Another Airport passenger last night was a Navy serviceman returning from Far North Queensland. He related tales of his schooling in Charters Towers with a multitude of cross-bred aborigines from Chinese to Malay to some other breed I don’t recall. His father was an ex Patrol Officer in New Guinea made redundant by that country’s independence. Consequently this bloke’s experience saw him posted to Mt. Isa to work with indigenous tribes of Central Queensland.
My passenger lamented how all the indices measuring aboriginal well-being were in decline. Worst of all he revealed aboriginal life expectancy was decreasing. I knew things were bad for Kooris but I’d always assumed in this day and age modern medicine worked to increase life expectancy. If this is true then it’s a national friggin’ disgrace.
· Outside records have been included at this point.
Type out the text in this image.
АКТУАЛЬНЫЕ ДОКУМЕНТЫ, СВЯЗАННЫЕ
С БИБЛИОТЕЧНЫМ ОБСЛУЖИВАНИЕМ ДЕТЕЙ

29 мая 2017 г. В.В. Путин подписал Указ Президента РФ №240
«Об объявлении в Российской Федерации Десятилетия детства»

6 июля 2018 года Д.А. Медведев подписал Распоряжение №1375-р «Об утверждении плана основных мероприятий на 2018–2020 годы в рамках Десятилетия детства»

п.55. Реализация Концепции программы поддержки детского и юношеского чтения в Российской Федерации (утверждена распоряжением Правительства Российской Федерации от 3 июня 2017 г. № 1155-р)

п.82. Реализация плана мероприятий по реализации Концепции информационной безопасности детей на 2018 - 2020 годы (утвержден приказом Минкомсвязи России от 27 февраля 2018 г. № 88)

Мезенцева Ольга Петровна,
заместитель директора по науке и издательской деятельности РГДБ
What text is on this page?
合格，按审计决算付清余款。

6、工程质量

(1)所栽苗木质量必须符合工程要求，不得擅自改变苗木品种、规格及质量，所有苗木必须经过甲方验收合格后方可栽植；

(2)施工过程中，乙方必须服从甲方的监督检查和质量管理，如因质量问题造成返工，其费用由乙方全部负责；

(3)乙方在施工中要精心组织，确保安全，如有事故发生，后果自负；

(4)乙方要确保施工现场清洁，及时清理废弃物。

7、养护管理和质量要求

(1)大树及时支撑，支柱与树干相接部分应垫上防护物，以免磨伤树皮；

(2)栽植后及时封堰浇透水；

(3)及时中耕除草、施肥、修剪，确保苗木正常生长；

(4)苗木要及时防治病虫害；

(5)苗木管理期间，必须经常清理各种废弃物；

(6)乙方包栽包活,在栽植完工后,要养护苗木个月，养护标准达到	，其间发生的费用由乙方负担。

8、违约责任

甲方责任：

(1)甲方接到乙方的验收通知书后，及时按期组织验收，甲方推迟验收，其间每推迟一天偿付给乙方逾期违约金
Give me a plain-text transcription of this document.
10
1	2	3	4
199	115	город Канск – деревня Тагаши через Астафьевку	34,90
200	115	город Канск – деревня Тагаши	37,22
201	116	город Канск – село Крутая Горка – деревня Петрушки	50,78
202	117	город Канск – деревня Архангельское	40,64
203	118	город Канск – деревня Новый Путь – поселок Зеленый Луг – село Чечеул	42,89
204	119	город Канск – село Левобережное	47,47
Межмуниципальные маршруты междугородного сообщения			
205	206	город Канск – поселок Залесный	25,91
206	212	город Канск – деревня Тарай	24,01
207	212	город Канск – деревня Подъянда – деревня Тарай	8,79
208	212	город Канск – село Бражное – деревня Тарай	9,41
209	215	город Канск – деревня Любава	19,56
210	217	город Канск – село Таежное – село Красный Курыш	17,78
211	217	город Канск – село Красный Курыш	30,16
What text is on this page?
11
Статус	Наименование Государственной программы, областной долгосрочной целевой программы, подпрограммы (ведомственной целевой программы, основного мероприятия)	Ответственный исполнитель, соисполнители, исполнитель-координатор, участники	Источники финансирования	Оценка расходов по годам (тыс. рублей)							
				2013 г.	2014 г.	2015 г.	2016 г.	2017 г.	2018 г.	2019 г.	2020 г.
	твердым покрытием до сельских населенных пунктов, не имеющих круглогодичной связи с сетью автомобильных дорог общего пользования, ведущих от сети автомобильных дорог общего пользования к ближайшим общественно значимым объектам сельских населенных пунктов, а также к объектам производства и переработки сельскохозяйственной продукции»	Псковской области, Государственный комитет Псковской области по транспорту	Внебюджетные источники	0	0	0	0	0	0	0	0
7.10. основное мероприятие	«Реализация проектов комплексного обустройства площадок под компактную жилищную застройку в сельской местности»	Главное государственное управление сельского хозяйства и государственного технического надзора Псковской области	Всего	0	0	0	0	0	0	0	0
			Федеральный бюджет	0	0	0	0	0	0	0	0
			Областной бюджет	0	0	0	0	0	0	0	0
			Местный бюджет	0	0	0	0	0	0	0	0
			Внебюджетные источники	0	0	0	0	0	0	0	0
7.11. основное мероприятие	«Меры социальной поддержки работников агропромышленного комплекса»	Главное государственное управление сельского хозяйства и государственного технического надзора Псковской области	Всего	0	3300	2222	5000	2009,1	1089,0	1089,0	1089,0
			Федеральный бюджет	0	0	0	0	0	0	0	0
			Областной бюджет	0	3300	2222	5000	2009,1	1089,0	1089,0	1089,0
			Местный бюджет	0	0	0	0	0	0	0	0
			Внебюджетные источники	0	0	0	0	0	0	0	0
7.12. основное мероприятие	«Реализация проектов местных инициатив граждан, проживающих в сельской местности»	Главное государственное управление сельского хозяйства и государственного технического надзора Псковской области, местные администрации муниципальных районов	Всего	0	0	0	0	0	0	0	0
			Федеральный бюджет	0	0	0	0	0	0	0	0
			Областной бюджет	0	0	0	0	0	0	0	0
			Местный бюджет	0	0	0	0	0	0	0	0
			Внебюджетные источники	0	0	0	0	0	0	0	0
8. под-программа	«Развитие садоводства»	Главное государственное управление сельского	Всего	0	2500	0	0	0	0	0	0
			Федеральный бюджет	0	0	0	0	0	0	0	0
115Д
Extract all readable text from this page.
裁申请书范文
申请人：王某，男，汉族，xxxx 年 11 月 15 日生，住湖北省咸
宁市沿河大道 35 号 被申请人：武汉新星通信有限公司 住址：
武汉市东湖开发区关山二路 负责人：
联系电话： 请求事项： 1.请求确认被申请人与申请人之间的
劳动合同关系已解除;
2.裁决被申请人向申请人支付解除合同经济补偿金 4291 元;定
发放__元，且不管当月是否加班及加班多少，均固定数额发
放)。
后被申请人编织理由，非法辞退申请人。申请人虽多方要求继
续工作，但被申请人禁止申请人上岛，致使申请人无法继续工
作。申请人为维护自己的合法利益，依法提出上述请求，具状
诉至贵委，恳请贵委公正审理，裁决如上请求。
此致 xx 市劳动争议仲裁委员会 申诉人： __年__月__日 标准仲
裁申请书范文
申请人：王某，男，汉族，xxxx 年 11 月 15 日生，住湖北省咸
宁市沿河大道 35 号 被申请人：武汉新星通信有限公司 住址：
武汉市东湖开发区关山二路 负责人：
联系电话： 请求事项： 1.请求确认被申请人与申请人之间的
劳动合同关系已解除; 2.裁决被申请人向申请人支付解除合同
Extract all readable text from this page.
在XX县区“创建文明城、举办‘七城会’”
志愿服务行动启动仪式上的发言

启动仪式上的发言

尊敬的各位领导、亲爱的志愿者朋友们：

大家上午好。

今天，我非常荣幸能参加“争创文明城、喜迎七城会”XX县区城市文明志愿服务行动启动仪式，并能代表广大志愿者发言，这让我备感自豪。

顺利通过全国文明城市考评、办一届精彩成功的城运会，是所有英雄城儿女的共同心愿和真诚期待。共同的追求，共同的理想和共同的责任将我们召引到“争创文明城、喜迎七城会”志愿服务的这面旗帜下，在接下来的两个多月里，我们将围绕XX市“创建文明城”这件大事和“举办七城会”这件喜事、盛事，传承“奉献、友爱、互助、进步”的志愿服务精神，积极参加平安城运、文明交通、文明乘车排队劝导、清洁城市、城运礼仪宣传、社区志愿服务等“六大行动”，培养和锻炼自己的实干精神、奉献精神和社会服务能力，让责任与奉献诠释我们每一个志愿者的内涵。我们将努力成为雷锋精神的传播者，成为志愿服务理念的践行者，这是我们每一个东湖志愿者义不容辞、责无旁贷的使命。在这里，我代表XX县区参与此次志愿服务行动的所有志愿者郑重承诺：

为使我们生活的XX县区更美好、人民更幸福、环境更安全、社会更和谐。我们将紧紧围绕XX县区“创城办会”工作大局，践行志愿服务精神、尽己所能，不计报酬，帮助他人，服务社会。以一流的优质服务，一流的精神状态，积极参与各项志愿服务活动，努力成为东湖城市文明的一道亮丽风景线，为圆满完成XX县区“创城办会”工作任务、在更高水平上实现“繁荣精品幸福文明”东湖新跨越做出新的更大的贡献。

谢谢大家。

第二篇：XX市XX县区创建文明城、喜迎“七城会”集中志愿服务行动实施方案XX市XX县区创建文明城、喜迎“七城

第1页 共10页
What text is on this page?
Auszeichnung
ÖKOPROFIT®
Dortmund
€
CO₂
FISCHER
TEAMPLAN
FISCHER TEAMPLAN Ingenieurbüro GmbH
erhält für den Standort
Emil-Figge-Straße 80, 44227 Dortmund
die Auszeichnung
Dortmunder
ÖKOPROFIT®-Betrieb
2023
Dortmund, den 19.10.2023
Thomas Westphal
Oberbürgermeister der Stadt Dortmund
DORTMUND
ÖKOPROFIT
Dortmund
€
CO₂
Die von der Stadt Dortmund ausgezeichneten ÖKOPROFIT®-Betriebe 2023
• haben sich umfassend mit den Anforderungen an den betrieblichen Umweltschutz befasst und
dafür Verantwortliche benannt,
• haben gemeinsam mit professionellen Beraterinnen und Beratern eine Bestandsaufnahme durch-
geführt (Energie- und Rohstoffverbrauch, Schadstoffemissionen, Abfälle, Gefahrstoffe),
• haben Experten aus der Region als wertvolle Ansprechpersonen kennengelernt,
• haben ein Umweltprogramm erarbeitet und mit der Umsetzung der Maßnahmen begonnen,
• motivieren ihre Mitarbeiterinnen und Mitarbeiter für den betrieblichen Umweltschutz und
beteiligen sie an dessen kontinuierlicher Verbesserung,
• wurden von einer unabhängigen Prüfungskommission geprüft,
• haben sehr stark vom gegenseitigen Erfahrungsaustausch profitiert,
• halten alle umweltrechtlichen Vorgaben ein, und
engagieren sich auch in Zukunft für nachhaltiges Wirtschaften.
Last week it was once again a visitor from Perth, over here for the military tattoo, who surprised me. She marvelled at the sight of relaxed City crowds around midnight Saturday, un-accosted by wandering groups of drunken aborigines. Apparently, due to this factor the centre of Perth after hours is a no-go zone for many people. I suspect the same phenomenon applies to many Australian cities and towns.
Another interview last night was by ABC’s Speaking Out presenter Karin Dorante with the Aboriginal Housing Company’s Mick Mundine. Whilst explaining the status of the AHC plan for The Block at Redfern, Mundine made a telling remark,
There's no culture here at all, at the present moment, right. If they believe that culture is selling drugs, sitting around drinking, that's not our culture...
Which got me thinking...where is there true aboriginal culture in this country, devoid of welfarism. Furthermore, what is true aboriginal culture, aside from notions of symbolism.
I dunno much but I do know that a line on the past has to be drawn somewhere. A line which negates the politics of guilt and padded cells, i.e. welfare. Surely the survival of the race rests with the next generation.
Using role models and education someone with the combination of power, influence and genuine concern must take the initiative to get this mob back on their feet. For me their best chance is with our current Government, led by John Howard. Not only do I believe he's concerned, but he must be hammered on it.
The abolition of the impotent and corrupt ASTIC is a start in the right direction. Now Howard must consolidate by ensuring future generations of aborigines take a position in Australia of mutual respect all round. The greatest legacy he could leave us would be healthy indigenous affairs. He now has full power - he should use it.